Bangladesh is full of unsung heroes -- but few remain as unrecognised as Dhaka Shishu Hospital's kidney specialist, Prof Mohammed Hanif. No doubt, in his daily practice as a doctor he saved the lives of many patients, but it was in fact his role as a whistle-blower exposing the dangerous practices within the country's pharmaceutical sector that saved more lives, and particularly deserves the country's praise.
His exceptional work however remains largely unacknowledged and -- sadly -- he continues to be resented by those within the health and pharmaceutical establishment who care little about safe drugs but a lot about making money.
Dr Hanif first came to experience the tragedy of hundreds of children dying from kidney failures in 1982, when he started his career as a resident doctor in PG Hospital in Dhaka. Every day, patients were being admitted with both kidney failures and fever, and despite being treated with dialysis, were still dying.
"I remember, so many children were dying! It was clear that we simply could not do anything to help the children recover. At the end of my shifts, the nurses would tell me again and again that I should just write death certificates for the children, as it was clear that during the night some of them would die. There was nothing we could do."
He was at PG Hospital for four years, and in 1986 moved to Shishu Hospital. "The same thing was happening there. I went away to Australia for further studies for a year, and when I came back in 1988, not much had changed, children were still dying from renal failures completely inexplicably," he said.
He recalled being contacted by Bangabhaban Hospital. "They said the children of staff working at the prime minister's and president's houses, were suffering from renal problems and then dying. I think almost twenty children had died. We checked the water and did other tests at the president's house to see what could be the problem. But we could find nothing that explained what was happening to the children."
Shishu Hospital set up a committee with Prof Hanif as the chair. "Two things happened around 1990 that made us realise that it was something to do with the paracetamol the children were taking. We realised about then that we had children coming to the hospital in need of minor operations like circumcisions, who had no renal problems of any kind. They would have the operation, and then a few days later they would start having renal failures. For those children, it was clearly something inside the hospital was causing the renal failures."
Prof Hanif read a Newsweek article that talked about adulteration of paracetamol in Nigeria.

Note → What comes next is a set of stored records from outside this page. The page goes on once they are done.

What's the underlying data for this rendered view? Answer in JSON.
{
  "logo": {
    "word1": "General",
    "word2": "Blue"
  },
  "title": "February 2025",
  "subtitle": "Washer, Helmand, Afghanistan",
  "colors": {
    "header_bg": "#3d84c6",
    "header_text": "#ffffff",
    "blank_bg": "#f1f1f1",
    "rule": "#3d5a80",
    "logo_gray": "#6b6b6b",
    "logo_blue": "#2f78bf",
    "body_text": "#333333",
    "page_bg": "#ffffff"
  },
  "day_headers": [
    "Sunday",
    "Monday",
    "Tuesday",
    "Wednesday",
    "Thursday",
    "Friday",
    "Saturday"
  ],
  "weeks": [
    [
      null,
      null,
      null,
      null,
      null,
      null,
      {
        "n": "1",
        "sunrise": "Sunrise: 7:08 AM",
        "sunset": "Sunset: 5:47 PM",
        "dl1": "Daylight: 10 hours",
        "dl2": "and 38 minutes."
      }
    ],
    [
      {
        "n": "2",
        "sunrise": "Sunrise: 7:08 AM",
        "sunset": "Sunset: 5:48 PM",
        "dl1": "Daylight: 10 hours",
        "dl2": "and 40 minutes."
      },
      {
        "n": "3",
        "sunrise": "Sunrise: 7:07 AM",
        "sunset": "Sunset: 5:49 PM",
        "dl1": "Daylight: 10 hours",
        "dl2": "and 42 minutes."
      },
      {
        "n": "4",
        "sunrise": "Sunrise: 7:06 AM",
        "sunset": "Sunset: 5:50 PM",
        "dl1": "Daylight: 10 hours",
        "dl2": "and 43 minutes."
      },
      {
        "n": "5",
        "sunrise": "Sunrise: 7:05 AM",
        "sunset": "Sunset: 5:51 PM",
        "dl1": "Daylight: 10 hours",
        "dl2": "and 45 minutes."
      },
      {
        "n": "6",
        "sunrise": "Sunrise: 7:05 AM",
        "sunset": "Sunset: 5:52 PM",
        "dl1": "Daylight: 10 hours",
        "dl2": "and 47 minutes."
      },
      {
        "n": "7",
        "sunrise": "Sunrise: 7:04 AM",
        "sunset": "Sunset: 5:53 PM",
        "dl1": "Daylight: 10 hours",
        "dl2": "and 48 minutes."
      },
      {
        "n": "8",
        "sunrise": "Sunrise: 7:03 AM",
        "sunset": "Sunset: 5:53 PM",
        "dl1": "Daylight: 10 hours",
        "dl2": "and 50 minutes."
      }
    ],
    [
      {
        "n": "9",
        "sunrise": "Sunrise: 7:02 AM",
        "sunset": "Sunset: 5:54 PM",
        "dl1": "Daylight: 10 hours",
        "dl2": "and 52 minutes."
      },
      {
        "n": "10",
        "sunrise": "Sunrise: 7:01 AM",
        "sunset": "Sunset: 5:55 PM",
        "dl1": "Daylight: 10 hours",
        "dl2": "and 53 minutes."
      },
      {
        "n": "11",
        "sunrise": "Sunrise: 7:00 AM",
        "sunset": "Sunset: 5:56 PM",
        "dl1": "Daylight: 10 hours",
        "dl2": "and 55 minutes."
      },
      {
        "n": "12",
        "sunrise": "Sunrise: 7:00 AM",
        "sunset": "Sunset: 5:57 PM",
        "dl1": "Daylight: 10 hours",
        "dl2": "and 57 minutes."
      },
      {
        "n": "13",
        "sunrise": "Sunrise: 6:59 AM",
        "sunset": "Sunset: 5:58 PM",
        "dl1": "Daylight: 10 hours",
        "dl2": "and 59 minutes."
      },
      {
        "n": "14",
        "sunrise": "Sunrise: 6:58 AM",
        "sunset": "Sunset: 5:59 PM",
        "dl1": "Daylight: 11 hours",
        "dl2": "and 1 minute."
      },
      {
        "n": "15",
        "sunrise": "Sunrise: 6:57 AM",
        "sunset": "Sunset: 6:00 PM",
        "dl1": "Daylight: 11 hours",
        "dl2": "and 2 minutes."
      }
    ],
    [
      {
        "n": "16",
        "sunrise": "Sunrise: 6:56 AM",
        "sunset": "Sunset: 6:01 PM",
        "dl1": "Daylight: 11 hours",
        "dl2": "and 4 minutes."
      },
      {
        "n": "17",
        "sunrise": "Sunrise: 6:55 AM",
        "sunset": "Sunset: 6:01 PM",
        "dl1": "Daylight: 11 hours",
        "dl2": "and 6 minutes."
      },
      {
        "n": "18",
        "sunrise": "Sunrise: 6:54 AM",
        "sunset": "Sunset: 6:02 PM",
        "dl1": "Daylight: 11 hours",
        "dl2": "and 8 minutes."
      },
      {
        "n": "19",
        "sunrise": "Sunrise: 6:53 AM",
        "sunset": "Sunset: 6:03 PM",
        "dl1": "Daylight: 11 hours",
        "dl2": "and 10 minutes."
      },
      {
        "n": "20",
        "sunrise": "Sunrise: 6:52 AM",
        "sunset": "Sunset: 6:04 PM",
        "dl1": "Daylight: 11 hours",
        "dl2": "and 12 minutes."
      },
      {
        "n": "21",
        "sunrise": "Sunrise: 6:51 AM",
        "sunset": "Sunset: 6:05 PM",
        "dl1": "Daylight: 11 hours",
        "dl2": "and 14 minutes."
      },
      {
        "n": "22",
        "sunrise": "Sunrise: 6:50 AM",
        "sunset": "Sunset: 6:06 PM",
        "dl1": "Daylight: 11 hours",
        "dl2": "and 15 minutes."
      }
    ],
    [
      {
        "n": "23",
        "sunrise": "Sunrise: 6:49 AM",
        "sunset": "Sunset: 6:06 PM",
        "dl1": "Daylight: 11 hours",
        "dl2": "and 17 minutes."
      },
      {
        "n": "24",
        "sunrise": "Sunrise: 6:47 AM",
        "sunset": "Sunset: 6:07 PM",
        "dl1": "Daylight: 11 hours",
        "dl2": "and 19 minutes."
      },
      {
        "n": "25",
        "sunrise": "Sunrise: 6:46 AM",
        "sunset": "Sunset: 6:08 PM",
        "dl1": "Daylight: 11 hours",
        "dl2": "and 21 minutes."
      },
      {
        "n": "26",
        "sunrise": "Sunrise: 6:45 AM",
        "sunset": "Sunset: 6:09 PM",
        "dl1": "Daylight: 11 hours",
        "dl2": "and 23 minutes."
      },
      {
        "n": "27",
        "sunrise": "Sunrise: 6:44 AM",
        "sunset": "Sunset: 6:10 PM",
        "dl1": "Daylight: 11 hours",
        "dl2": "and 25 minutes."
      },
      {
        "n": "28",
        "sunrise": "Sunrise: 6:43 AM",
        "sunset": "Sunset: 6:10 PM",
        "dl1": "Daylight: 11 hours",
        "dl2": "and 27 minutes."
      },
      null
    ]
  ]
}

He was now absolutely convinced that it must be adulterated paracetamol that was causing the deaths. Now the struggle was to convince the government authorities to do something.

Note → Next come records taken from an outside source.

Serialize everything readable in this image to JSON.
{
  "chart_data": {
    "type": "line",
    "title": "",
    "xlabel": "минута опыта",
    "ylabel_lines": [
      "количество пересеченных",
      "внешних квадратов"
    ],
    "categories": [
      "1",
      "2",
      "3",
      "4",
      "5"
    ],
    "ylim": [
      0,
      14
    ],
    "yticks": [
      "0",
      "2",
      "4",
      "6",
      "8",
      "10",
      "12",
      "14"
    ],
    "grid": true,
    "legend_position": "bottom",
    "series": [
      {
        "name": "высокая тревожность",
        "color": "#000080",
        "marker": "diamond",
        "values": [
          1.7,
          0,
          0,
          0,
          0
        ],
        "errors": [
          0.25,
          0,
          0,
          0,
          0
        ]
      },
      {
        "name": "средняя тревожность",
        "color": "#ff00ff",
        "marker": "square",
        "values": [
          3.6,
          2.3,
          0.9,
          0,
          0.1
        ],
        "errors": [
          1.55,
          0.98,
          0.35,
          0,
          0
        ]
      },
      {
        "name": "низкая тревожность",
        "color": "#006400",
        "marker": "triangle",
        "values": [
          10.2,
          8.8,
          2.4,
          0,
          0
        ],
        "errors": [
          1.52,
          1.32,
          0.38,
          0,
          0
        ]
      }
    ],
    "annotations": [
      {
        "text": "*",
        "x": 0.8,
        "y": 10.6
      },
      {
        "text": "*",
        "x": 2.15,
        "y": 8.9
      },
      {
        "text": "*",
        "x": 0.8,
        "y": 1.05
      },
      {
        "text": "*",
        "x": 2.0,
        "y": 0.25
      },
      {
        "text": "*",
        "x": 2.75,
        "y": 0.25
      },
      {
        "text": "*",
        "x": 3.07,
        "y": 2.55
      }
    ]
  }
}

"We sent a sample of Adflame's Flammodol to the government drug laboratory asking for it to be tested for diethylene glycol. I never heard back from them. Then we asked the Directorate of Drug Administration itself to take a sample and send it to the drug laboratory. I never heard back from them either. We sent a sample to Japan but we could not read the results. We sent a sample to Fisons but they said their tests could not find any diethylene glycol, but I was convinced that could not be right," remembered Dr Hanif.
"Then I thought we had to find a totally independent and high quality laboratory to do the tests -- and so sent a sample to a person I knew who worked in Massachusetts. He found a government laboratory willing to do the analysis. The test proved positive for diethylene glycol."

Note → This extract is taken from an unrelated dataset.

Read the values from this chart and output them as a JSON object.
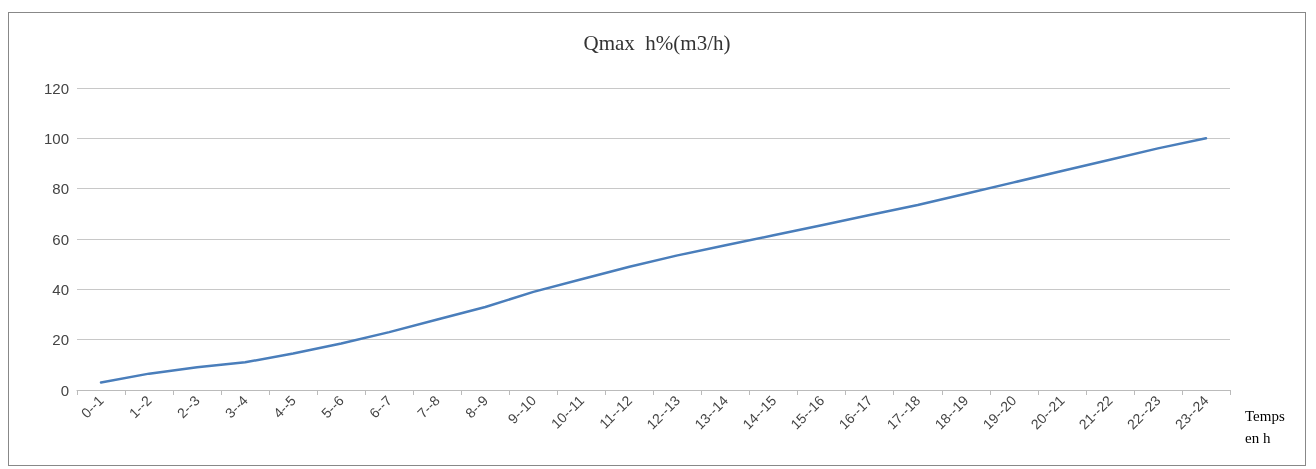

Prof Hanif wanted to go public, but others were asking him to wait and make sure that the results were conclusive. "There came a time when I could not wait any longer. Myself and my colleagues had just completed a study that showed that most of the unexplained child deaths could be explained by their taking of paracetamol. So I booked a room and invited all the press and explained the results of the study, and that Adflame's Flammodol had tested positive for diethylene glycol."
It was only when it had been made public that the government started to act, banning the use of all paracetamol syrups, undertaking its own tests, and when the results proved positive, prosecuting those people in four companies alleged to be responsible.
Rather than lauding him as a saviour of children, sections of the media, egged on by a part of the pharmaceutical sector, however started to attack Prof Hanif. "It was alleged that I was trying to destroy the reputation of the Bangladesh pharmaceutical sector. When I went to meetings in the health ministry, I was treated really badly. In meetings I was even threatened," he recalled.
17 years on -- with no justice for the thousands of families whose children were killed in the 1980's and early 90's -- Prof Hanif was again the person who blew the whistle on Rid Pharma this year, for selling adulterated paracetamol causing deaths of at least 28 children.
Sitting in his small office, Prof Hanif hopes that there will never be a third time, but questions the capacity or the willingness of the government to take steps to regulate the import of toxic diethylene glycol, and to properly regulate the pharmaceutical sector.
"The Directorate of Drug Administration is just so corrupt and inefficient," he remarked as he said goodbye and walked off to his next round through wards.